Quizá llame la atención que Jesús, después de quebrantar la ley de impureza, al tocar al leproso, le pida que cumpla con las prescripciones de esa misma ley. A la vez, le pide que no hable con nadie, cuando es evidente que una curación tan espectacular no se puede mantener en secreto. Antes de la Pascua, Jesús no quiere que se le considere como “el Mesías”. Tiene que ir revelando progresivamente de qué modo Dios nos libera de la muerte. Hasta entonces, había que ir poco a poco. Entonces, ¿por qué le pide que se presente a los representantes de la ley? Puede que Jesús quisiera que los sacerdotes sepan que ha surgido un gran profeta en Israel. Que el Reino de Dios se ha revelado en este mundo. A su vez, el enfermo sanado tiene la ocasión de dar testimonio de su sanación.

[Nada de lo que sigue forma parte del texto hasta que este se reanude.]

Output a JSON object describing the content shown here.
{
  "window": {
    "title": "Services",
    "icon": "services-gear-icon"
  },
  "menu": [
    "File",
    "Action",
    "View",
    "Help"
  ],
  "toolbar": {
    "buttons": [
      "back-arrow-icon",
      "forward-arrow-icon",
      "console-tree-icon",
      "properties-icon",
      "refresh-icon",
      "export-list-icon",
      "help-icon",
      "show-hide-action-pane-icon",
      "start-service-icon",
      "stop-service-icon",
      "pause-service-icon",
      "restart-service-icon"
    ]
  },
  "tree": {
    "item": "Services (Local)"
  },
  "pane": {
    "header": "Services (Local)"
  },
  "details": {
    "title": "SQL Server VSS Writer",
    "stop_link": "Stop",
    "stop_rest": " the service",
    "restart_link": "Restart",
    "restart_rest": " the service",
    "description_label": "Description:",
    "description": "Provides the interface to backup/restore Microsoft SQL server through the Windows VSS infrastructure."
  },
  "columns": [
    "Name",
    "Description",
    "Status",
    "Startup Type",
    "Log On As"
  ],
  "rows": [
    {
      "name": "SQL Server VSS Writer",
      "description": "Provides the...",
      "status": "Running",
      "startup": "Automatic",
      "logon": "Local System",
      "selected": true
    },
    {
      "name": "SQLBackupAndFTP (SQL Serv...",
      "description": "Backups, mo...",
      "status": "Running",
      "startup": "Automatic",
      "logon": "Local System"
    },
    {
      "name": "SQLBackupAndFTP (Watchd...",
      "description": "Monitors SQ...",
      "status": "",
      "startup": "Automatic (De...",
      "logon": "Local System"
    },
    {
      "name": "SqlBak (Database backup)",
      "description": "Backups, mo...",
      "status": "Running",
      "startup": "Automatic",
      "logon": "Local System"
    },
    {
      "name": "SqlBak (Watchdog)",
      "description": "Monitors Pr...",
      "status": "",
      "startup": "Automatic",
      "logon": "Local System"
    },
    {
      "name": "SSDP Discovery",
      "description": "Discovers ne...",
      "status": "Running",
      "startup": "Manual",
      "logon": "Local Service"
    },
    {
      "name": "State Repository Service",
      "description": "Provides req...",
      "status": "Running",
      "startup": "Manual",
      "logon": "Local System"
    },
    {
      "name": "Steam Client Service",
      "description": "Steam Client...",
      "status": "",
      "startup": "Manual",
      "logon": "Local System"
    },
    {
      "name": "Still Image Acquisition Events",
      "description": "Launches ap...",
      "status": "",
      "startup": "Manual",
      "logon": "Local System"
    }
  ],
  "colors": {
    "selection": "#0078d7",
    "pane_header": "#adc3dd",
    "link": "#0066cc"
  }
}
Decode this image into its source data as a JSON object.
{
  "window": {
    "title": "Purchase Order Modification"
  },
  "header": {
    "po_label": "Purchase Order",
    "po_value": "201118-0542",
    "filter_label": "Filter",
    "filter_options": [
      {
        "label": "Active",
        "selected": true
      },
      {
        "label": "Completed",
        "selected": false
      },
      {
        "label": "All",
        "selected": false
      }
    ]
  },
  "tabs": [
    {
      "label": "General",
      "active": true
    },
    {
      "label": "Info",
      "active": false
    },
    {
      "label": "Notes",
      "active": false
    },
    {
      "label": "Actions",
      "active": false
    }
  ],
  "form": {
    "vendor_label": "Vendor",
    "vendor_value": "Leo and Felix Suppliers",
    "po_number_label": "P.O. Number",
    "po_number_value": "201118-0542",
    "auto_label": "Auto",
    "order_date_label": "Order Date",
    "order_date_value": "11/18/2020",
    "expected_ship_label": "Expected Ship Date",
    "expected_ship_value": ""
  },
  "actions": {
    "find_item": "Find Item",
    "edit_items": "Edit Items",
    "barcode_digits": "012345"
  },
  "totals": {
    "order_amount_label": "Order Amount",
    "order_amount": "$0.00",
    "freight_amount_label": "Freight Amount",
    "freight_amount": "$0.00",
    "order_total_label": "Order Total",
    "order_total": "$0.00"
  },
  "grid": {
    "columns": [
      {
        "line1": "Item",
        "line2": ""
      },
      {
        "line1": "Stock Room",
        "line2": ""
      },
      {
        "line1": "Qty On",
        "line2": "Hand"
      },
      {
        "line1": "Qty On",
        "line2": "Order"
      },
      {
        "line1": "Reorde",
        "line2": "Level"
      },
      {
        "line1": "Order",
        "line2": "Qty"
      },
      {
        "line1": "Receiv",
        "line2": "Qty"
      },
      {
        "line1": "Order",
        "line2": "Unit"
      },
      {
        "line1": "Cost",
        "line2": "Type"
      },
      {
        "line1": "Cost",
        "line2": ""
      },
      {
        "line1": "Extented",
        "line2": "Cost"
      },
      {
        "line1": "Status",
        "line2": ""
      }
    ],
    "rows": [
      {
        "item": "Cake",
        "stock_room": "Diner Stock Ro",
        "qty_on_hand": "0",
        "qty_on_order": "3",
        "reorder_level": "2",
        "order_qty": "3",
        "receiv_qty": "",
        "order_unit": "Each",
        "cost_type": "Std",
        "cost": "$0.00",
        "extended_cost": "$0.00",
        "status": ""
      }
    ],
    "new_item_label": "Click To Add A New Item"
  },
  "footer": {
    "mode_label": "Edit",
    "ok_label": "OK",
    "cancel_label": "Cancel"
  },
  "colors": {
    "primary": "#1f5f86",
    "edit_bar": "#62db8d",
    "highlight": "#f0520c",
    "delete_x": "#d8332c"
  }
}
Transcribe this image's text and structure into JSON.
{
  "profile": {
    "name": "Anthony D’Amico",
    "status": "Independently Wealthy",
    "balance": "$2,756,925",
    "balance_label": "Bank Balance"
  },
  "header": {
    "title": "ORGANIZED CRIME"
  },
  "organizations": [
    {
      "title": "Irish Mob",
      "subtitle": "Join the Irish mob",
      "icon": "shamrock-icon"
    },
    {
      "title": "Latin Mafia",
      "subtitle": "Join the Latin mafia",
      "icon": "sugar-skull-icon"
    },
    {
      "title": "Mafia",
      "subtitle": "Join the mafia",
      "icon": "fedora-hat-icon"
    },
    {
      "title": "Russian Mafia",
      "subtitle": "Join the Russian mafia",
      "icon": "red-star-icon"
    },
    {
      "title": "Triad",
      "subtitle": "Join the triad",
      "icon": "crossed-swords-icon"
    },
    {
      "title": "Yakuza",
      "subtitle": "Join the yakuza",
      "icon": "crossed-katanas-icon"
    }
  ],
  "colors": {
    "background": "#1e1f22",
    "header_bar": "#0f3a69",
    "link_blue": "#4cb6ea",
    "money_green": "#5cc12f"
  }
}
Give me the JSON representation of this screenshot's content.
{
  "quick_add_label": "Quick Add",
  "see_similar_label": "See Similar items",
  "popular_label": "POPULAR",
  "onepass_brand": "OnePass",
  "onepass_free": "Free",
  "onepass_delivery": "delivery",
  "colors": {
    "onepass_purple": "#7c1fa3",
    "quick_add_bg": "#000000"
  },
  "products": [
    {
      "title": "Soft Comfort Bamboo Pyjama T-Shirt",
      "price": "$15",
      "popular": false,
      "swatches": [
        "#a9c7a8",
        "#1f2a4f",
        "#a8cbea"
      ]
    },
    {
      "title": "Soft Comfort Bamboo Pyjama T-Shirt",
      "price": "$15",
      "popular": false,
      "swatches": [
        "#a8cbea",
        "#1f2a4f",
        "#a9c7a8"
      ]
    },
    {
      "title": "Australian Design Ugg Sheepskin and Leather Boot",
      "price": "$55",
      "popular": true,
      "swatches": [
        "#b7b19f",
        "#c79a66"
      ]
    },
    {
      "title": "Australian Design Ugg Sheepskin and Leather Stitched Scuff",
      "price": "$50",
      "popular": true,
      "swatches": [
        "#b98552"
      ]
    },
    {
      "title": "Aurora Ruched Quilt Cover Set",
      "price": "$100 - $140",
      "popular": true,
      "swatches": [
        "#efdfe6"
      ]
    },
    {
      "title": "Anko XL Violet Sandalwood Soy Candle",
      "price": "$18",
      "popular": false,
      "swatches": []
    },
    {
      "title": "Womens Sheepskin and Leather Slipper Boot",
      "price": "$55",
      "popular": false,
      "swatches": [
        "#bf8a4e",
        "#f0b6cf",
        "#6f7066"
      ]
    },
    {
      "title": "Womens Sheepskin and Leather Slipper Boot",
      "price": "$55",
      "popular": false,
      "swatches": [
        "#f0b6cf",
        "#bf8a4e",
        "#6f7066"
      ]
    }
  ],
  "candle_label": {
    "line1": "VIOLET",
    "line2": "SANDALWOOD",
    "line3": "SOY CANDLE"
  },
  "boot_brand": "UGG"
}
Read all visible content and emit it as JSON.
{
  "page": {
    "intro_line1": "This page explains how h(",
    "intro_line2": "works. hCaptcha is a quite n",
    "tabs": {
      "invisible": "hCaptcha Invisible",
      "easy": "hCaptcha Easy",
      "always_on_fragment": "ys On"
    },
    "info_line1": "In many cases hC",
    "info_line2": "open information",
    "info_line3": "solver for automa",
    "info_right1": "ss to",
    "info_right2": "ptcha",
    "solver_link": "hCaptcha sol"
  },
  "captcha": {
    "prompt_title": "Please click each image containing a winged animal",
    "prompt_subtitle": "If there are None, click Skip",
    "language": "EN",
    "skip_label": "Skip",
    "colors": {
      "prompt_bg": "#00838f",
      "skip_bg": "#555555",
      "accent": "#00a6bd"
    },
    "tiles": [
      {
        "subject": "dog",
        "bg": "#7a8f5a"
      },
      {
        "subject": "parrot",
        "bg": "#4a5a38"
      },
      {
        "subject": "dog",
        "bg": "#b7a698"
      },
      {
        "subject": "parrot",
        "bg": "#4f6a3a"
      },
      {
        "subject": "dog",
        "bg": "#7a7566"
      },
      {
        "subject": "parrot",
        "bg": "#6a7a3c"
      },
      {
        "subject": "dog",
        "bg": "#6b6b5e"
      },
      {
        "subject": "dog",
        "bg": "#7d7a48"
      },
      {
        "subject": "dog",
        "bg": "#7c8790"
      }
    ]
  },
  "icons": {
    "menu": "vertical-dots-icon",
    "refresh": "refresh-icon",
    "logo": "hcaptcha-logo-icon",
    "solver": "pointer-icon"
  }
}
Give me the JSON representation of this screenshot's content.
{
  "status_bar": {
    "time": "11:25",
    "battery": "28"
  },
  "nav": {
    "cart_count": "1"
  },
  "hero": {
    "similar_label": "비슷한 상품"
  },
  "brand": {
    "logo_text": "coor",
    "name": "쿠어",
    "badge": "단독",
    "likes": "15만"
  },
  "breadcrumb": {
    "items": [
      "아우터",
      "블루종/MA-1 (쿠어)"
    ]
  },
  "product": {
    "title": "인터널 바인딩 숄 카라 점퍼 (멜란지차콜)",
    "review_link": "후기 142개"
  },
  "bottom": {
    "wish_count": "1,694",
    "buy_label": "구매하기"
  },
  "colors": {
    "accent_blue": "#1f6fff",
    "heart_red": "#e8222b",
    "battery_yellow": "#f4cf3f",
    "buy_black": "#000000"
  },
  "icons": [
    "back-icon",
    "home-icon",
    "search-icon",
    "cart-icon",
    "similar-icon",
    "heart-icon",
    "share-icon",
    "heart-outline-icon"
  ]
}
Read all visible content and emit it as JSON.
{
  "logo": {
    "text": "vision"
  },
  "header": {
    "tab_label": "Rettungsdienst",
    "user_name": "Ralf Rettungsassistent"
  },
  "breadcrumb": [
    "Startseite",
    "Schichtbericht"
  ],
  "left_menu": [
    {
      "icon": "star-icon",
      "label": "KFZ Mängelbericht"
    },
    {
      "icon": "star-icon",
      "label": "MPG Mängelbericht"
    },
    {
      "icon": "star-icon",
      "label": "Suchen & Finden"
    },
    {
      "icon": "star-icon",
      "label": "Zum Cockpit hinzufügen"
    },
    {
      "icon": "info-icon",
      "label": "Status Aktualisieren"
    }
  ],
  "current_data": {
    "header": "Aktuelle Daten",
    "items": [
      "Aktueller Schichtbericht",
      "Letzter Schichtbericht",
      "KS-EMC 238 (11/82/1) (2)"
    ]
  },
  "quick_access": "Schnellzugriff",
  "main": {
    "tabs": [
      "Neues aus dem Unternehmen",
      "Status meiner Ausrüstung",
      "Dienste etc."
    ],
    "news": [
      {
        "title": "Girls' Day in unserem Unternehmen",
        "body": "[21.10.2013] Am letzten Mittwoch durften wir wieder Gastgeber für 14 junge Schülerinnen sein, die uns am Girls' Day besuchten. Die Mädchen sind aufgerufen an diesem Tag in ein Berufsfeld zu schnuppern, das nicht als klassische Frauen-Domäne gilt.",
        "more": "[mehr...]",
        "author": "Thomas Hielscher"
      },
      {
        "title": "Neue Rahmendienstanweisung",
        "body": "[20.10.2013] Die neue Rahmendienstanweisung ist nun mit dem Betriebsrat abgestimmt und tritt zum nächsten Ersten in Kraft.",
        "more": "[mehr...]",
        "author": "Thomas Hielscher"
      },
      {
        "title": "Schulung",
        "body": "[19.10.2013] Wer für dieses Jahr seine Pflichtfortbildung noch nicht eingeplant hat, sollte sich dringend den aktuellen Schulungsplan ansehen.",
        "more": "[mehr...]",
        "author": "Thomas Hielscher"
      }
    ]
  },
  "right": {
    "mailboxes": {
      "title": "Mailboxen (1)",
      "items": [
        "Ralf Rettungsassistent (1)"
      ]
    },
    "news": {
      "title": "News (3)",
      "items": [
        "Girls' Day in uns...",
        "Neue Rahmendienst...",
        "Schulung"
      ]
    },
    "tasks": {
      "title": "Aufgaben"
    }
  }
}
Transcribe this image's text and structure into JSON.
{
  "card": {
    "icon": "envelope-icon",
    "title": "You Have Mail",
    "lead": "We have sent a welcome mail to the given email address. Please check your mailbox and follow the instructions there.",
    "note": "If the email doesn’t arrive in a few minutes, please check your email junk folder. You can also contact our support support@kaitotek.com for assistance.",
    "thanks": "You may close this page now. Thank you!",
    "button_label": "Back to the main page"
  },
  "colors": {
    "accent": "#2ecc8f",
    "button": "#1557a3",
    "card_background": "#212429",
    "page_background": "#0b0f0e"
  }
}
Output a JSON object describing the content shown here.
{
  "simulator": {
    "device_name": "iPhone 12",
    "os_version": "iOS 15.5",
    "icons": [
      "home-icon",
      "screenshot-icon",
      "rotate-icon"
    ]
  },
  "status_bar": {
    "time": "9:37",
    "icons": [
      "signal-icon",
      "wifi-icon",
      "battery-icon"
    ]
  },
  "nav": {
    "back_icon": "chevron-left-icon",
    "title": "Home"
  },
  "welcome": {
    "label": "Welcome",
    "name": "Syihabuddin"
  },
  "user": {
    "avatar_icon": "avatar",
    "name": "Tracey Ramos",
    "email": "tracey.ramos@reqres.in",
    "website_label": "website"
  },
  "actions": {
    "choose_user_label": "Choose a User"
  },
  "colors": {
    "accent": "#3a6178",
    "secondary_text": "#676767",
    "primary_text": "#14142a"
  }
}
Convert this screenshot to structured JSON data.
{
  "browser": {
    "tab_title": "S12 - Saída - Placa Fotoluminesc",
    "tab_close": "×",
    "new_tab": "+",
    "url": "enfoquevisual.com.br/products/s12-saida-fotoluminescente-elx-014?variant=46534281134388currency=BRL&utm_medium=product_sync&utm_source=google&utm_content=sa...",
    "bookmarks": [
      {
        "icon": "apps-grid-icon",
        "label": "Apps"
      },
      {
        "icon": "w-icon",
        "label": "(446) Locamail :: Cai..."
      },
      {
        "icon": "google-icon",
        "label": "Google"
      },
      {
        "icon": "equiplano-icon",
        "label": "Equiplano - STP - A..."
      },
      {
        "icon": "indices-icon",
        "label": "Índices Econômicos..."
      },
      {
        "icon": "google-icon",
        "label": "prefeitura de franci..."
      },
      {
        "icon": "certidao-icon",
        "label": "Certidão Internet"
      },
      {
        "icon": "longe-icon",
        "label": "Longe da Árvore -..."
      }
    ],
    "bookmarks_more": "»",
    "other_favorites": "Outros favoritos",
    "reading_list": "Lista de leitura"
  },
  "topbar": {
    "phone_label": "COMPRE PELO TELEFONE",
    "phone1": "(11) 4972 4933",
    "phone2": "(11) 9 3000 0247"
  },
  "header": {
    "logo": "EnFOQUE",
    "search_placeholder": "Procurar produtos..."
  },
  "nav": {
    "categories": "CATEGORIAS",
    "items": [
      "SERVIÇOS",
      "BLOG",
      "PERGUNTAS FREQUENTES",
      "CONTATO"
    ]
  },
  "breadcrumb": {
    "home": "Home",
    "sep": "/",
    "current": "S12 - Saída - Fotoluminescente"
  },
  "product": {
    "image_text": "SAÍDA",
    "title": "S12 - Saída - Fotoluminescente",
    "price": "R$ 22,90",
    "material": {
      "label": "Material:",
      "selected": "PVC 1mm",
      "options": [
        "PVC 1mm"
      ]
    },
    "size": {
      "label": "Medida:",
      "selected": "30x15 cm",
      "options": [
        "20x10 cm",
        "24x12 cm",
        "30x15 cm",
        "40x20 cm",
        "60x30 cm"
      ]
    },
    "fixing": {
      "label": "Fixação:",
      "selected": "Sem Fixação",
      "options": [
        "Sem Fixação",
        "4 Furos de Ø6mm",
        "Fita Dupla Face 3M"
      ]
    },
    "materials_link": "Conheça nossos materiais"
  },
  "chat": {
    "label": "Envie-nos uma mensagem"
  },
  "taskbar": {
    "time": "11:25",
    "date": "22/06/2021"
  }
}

Contemplando al leproso que suplica su curación, podemos volver la vista a nuestro mundo y a nosotros mismos. Hoy la lepra no es una enfermedad preocupante, pero existen otras formas de lepra, física, moral, ideológica, espiritual…, que producen marginación y también hacen sufrir, nos separan de los otros. ¿Qué leprosos hay en nuestra sociedad? ¿Cuáles son mis propios leprosos? Como a san Francisco de Asís, quizá nos haga falta un roce con uno de esos leprosos, para cambiar nuestra forma de ver las cosas.

¿Podemos sentir lástima, compadecernos de los sufrimientos de los otros? Quizá tengamos diversos grados de compasión, algunos hechos nos afecten más que otros. El ejemplo de Jesús nos recuerda que la compasión está bien, pero no es suficiente. Nos debe mover a la acción, a mancharnos las manos, a traspasar esas fronteras y, como san Francisco, atrevernos a besar al leproso. En otras palabras, hacer el bien, por amor al prójimo. Sin buscar nada a cambio, solo que Dios sea conocido, amado y servido por todos.

Y yo mismo, como el bravo leproso del Evangelio, debo tener el coraje de reconocer mi necesidad, mis “lepras”, suplicar a Jesús que me toque y que me cure. Decirle a Jesús “si quieres”, con la conciencia de que significa “sé que puedes”. Claro que puede. Para eso, hay que acercarse, como suele decirse, “ponerse a tiro”, para que Él nos pueda tocar. En la oración, en la Eucaristía, en la Reconciliación, en la lectura diaria de su Palabra… Y, después de sentirnos sanados, como la suegra de Pedro, vivir con un corazón agradecido, en actitud de servicio, diciendo bien alto a todos lo que Cristo ha hecho con nosotros.